By analyzing existing cross correlation between City Office and Site Centers Corp, you can compare the effects of market volatilities on City Office and Site Centers and check how they will diversify away market risk if combined in the same portfolio for a given time horizon. You can also utilize pair trading strategies of matching a long position in City Office with a short position of Site Centers. Check out your portfolio center. Please also check ongoing floating volatility patterns of City Office and Site Centers.
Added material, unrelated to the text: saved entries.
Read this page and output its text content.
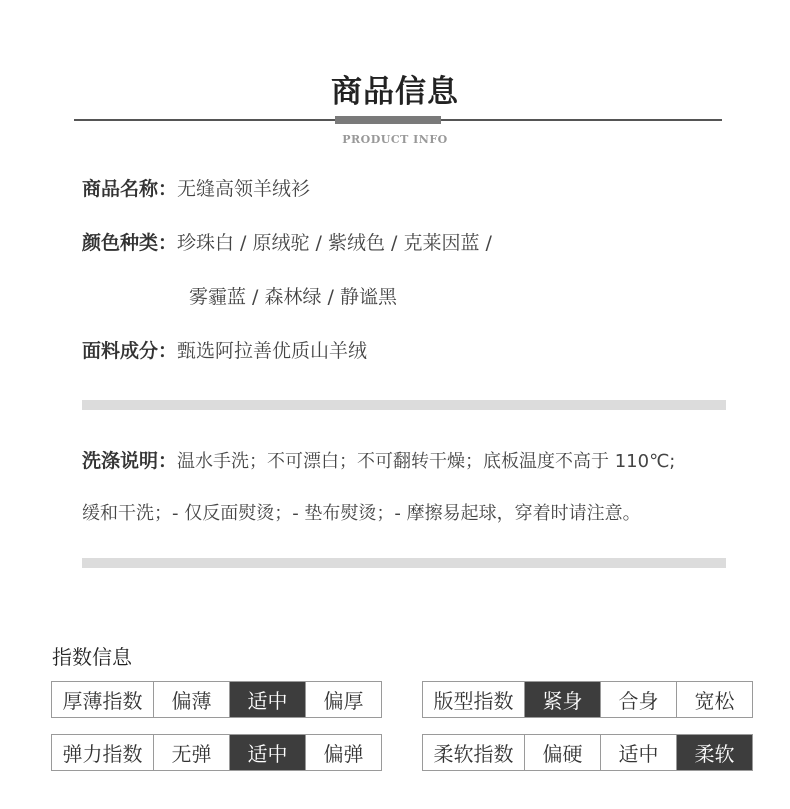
商品信息
PRODUCT INFO
商品名称：无缝高领羊绒衫
颜色种类：珍珠白 / 原绒驼 / 紫绒色 / 克莱因蓝 /
雾霾蓝 / 森林绿 / 静谧黑
面料成分：甄选阿拉善优质山羊绒
洗涤说明：温水手洗；不可漂白；不可翻转干燥；底板温度不高于 110℃;
缓和干洗；- 仅反面熨烫；- 垫布熨烫；- 摩擦易起球，穿着时请注意。
指数信息
厚薄指数	偏薄	适中	偏厚	版型指数	紧身	合身	宽松
弹力指数	无弹	适中	偏弹	柔软指数	偏硬	适中	柔软
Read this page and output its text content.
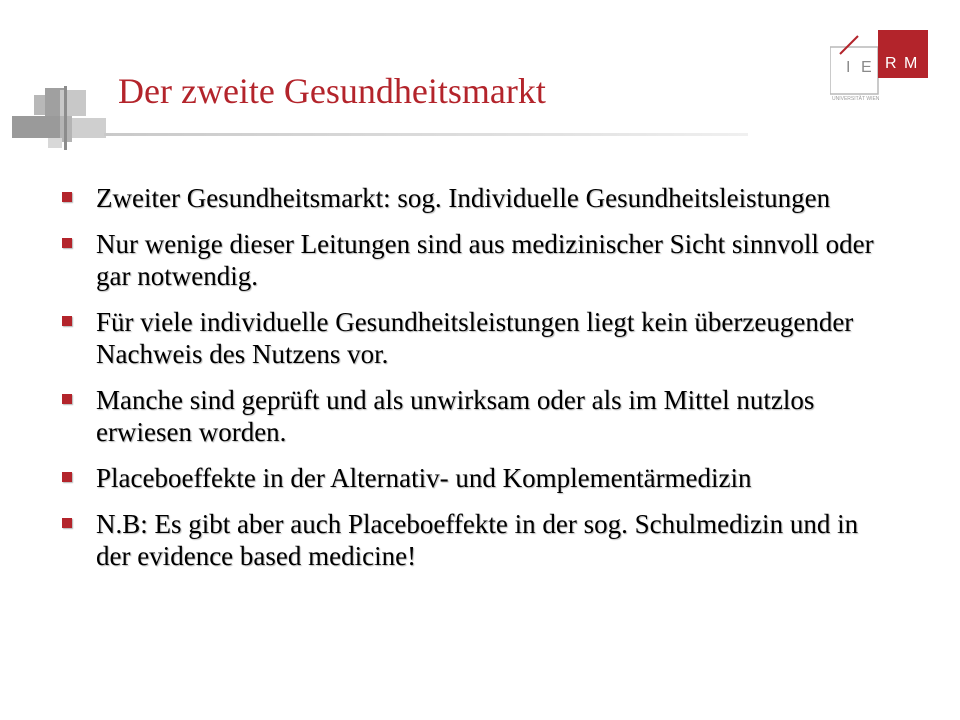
Der zweite Gesundheitsmarkt
I E R M
UNIVERSITÄT WIEN
Zweiter Gesundheitsmarkt: sog. Individuelle Gesundheitsleistungen
Nur wenige dieser Leitungen sind aus medizinischer Sicht sinnvoll oder gar notwendig.
Für viele individuelle Gesundheitsleistungen liegt kein überzeugender Nachweis des Nutzens vor.
Manche sind geprüft und als unwirksam oder als im Mittel nutzlos erwiesen worden.
Placeboeffekte in der Alternativ- und Komplementärmedizin
N.B: Es gibt aber auch Placeboeffekte in der sog. Schulmedizin und in der evidence based medicine!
Diversification Opportunities for City Office and Site Centers
-0.51 | Correlation Coefficient |
Excellent diversification
The 3 months correlation between City and Site is -0.51. Overlapping area represents the amount of risk that can be diversified away by holding City Office and Site Centers Corp in the same portfolio, assuming nothing else is changed. The correlation between historical prices or returns on Site Centers Corp and City Office is a relative statistical measure of the degree to which these equity instruments tend to move together. The correlation coefficient measures the extent to which returns on City Office are associated (or correlated) with Site Centers. Values of the correlation coefficient range from -1 to +1, where. The correlation of zero (0) is possible when the price movement of Site Centers Corp has no effect on the direction of City Office i.e., City Office and Site Centers go up and down completely randomly.
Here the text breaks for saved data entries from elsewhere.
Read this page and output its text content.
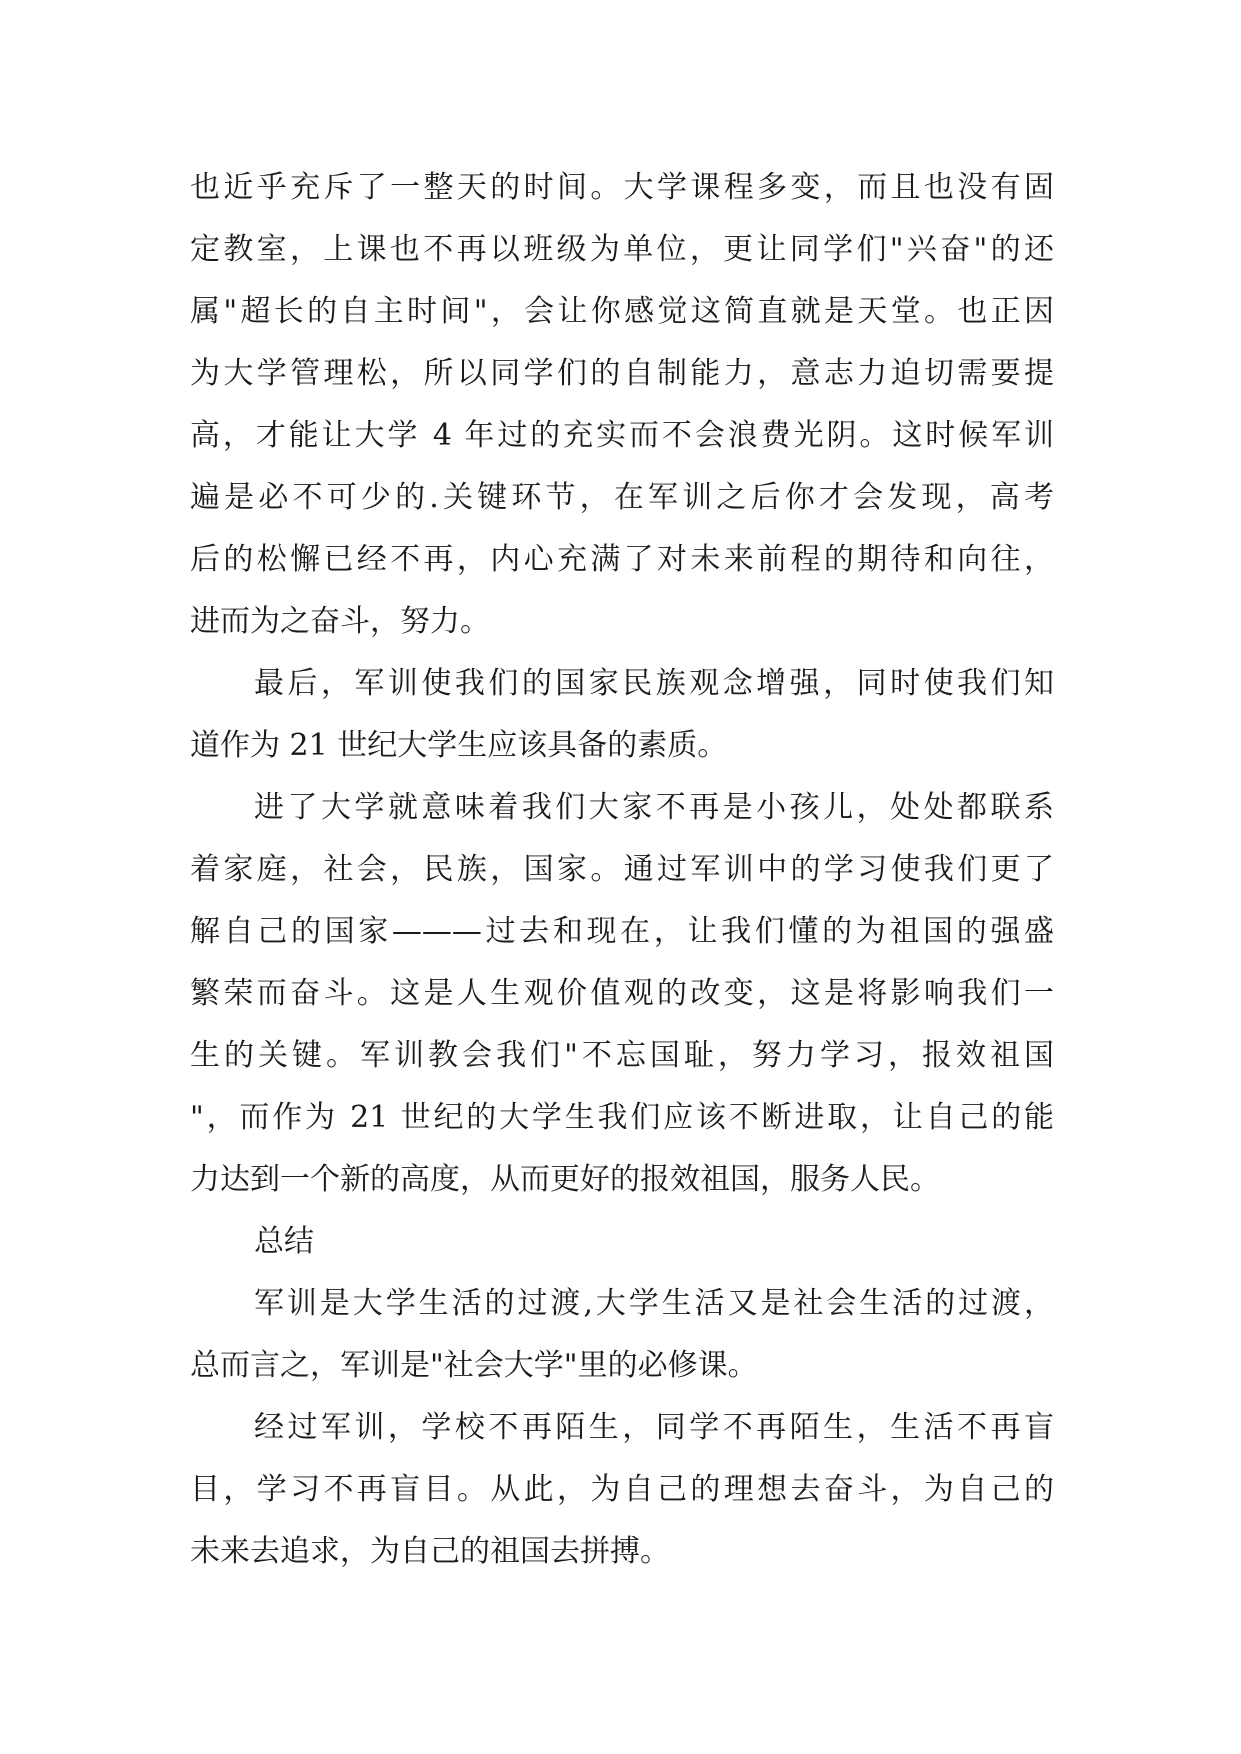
也近乎充斥了一整天的时间。大学课程多变，而且也没有固
定教室，上课也不再以班级为单位，更让同学们"兴奋"的还
属"超长的自主时间"，会让你感觉这简直就是天堂。也正因
为大学管理松，所以同学们的自制能力，意志力迫切需要提
高，才能让大学 4 年过的充实而不会浪费光阴。这时候军训
遍是必不可少的.关键环节，在军训之后你才会发现，高考
后的松懈已经不再，内心充满了对未来前程的期待和向往，
进而为之奋斗，努力。
最后，军训使我们的国家民族观念增强，同时使我们知
道作为 21 世纪大学生应该具备的素质。
进了大学就意味着我们大家不再是小孩儿，处处都联系
着家庭，社会，民族，国家。通过军训中的学习使我们更了
解自己的国家———过去和现在，让我们懂的为祖国的强盛
繁荣而奋斗。这是人生观价值观的改变，这是将影响我们一
生的关键。军训教会我们"不忘国耻，努力学习，报效祖国
"，而作为 21 世纪的大学生我们应该不断进取，让自己的能
力达到一个新的高度，从而更好的报效祖国，服务人民。
总结
军训是大学生活的过渡,大学生活又是社会生活的过渡，
总而言之，军训是"社会大学"里的必修课。
经过军训，学校不再陌生，同学不再陌生，生活不再盲
目，学习不再盲目。从此，为自己的理想去奋斗，为自己的
未来去追求，为自己的祖国去拼搏。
Pair Corralation between City Office and Site Centers
Considering the 90-day investment horizon City Office is expected to generate 1.81 times more return on investment than Site Centers. However, City Office is 1.81 times more volatile than Site Centers Corp. It trades about 0.1 of its potential returns per unit of risk. Site Centers Corp is currently generating about -0.27 per unit of risk. If you would invest 543.00 in City Office on August 30, 2024 and sell it today you would earn a total of 29.00 from holding City Office or generate 5.34% return on investment over 90 days.
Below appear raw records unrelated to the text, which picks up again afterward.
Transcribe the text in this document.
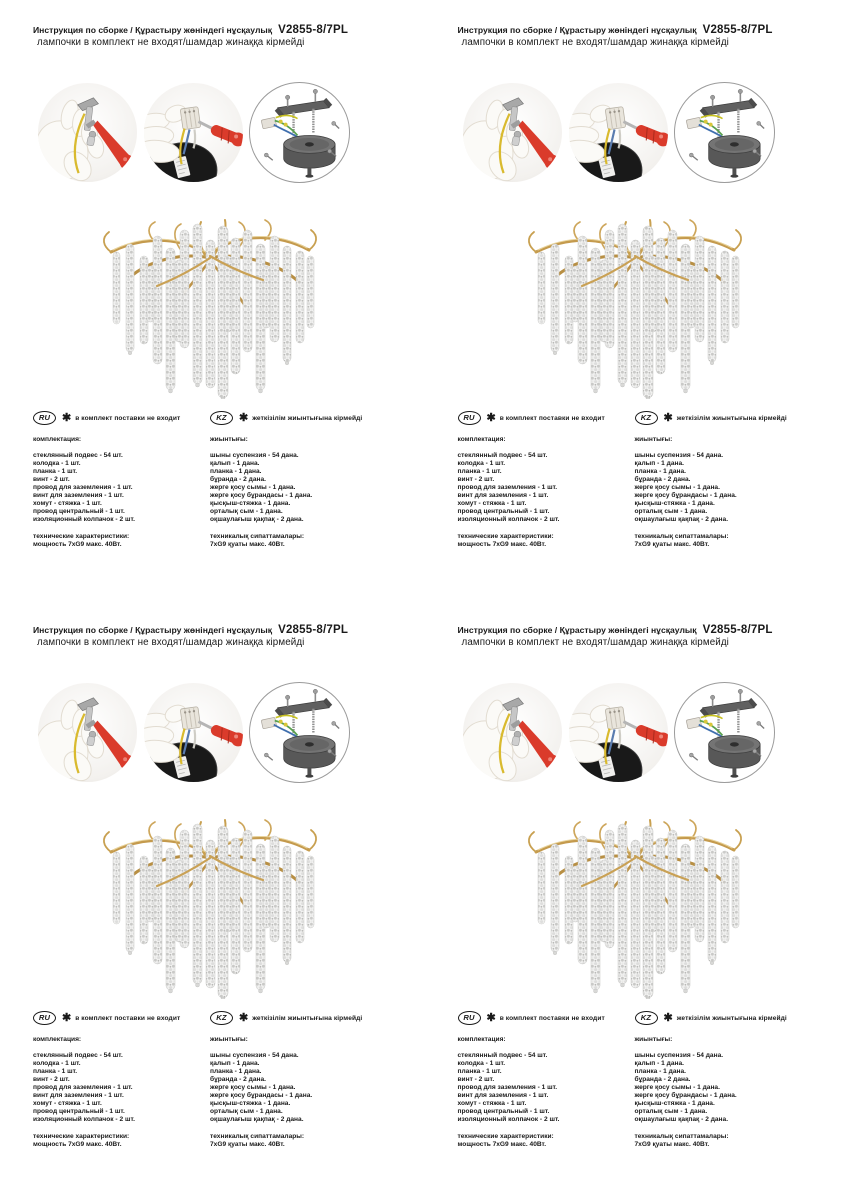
Инструкция по сборке / Құрастыру жөніндегі нұсқаулық V2855-8/7PL
лампочки в комплект не входят/шамдар жинаққа кірмейді
RU	✱ в комплект поставки не входит
комплектация:
стеклянный подвес - 54 шт.
колодка - 1 шт.
планка - 1 шт.
винт - 2 шт.
провод для заземления - 1 шт.
винт для заземления - 1 шт.
хомут - стяжка - 1 шт.
провод центральный - 1 шт.
изоляционный колпачок - 2 шт.
технические характеристики:
мощность 7хG9 макс. 40Вт.
KZ	✱ жеткізілім жиынтығына кірмейді
жиынтығы:
шыны суспензия - 54 дана.
қалып - 1 дана.
планка - 1 дана.
бұранда - 2 дана.
жерге қосу сымы - 1 дана.
жерге қосу бұрандасы - 1 дана.
қысқыш-стяжка - 1 дана.
орталық сым - 1 дана.
оқшаулағыш қақпақ - 2 дана.
техникалық сипаттамалары:
7хG9 қуаты макс. 40Вт.
Инструкция по сборке / Құрастыру жөніндегі нұсқаулық V2855-8/7PL
лампочки в комплект не входят/шамдар жинаққа кірмейді
RU	✱ в комплект поставки не входит
комплектация:
стеклянный подвес - 54 шт.
колодка - 1 шт.
планка - 1 шт.
винт - 2 шт.
провод для заземления - 1 шт.
винт для заземления - 1 шт.
хомут - стяжка - 1 шт.
провод центральный - 1 шт.
изоляционный колпачок - 2 шт.
технические характеристики:
мощность 7хG9 макс. 40Вт.
KZ	✱ жеткізілім жиынтығына кірмейді
жиынтығы:
шыны суспензия - 54 дана.
қалып - 1 дана.
планка - 1 дана.
бұранда - 2 дана.
жерге қосу сымы - 1 дана.
жерге қосу бұрандасы - 1 дана.
қысқыш-стяжка - 1 дана.
орталық сым - 1 дана.
оқшаулағыш қақпақ - 2 дана.
техникалық сипаттамалары:
7хG9 қуаты макс. 40Вт.
Инструкция по сборке / Құрастыру жөніндегі нұсқаулық V2855-8/7PL
лампочки в комплект не входят/шамдар жинаққа кірмейді
RU	✱ в комплект поставки не входит
комплектация:
стеклянный подвес - 54 шт.
колодка - 1 шт.
планка - 1 шт.
винт - 2 шт.
провод для заземления - 1 шт.
винт для заземления - 1 шт.
хомут - стяжка - 1 шт.
провод центральный - 1 шт.
изоляционный колпачок - 2 шт.
технические характеристики:
мощность 7хG9 макс. 40Вт.
KZ	✱ жеткізілім жиынтығына кірмейді
жиынтығы:
шыны суспензия - 54 дана.
қалып - 1 дана.
планка - 1 дана.
бұранда - 2 дана.
жерге қосу сымы - 1 дана.
жерге қосу бұрандасы - 1 дана.
қысқыш-стяжка - 1 дана.
орталық сым - 1 дана.
оқшаулағыш қақпақ - 2 дана.
техникалық сипаттамалары:
7хG9 қуаты макс. 40Вт.
Инструкция по сборке / Құрастыру жөніндегі нұсқаулық V2855-8/7PL
лампочки в комплект не входят/шамдар жинаққа кірмейді
RU	✱ в комплект поставки не входит
комплектация:
стеклянный подвес - 54 шт.
колодка - 1 шт.
планка - 1 шт.
винт - 2 шт.
провод для заземления - 1 шт.
винт для заземления - 1 шт.
хомут - стяжка - 1 шт.
провод центральный - 1 шт.
изоляционный колпачок - 2 шт.
технические характеристики:
мощность 7хG9 макс. 40Вт.
KZ	✱ жеткізілім жиынтығына кірмейді
жиынтығы:
шыны суспензия - 54 дана.
қалып - 1 дана.
планка - 1 дана.
бұранда - 2 дана.
жерге қосу сымы - 1 дана.
жерге қосу бұрандасы - 1 дана.
қысқыш-стяжка - 1 дана.
орталық сым - 1 дана.
оқшаулағыш қақпақ - 2 дана.
техникалық сипаттамалары:
7хG9 қуаты макс. 40Вт.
Time Period | 3 Months [change] |
Direction | Moves Against |
Strength | Very Weak |
Accuracy | 100.0% |
Values | Daily Returns |
City Office vs. Site Centers Corp
Performance |
Timeline |
City Office |
Site Centers Corp |
City Office and Site Centers Volatility Contrast
Predicted Return Density |
Returns |
Pair Trading with City Office and Site Centers
The main advantage of trading using opposite City Office and Site Centers positions is that it hedges away some unsystematic risk. Because of two separate transactions, even if City Office position performs unexpectedly, Site Centers can make up some of the losses. Pair trading also minimizes risk from directional movements in the market. For example, if an entire industry or sector drops because of unexpected headlines, the short position in Site Centers will offset losses from the drop in Site Centers' long position.City Office vs. Hudson Pacific Properties | City Office vs. Piedmont Office Realty | City Office vs. Office Properties Income | City Office vs. Kilroy Realty Corp |
Site Centers vs. Saul Centers | Site Centers vs. Acadia Realty Trust | Site Centers vs. Kite Realty Group | Site Centers vs. Retail Opportunity Investments |
Check out your portfolio center.Note that this page's information should be used as a complementary analysis to find the right mix of equity instruments to add to your existing portfolios or create a brand new portfolio. You can also try the Earnings Calls module to check upcoming earnings announcements updated hourly across public exchanges.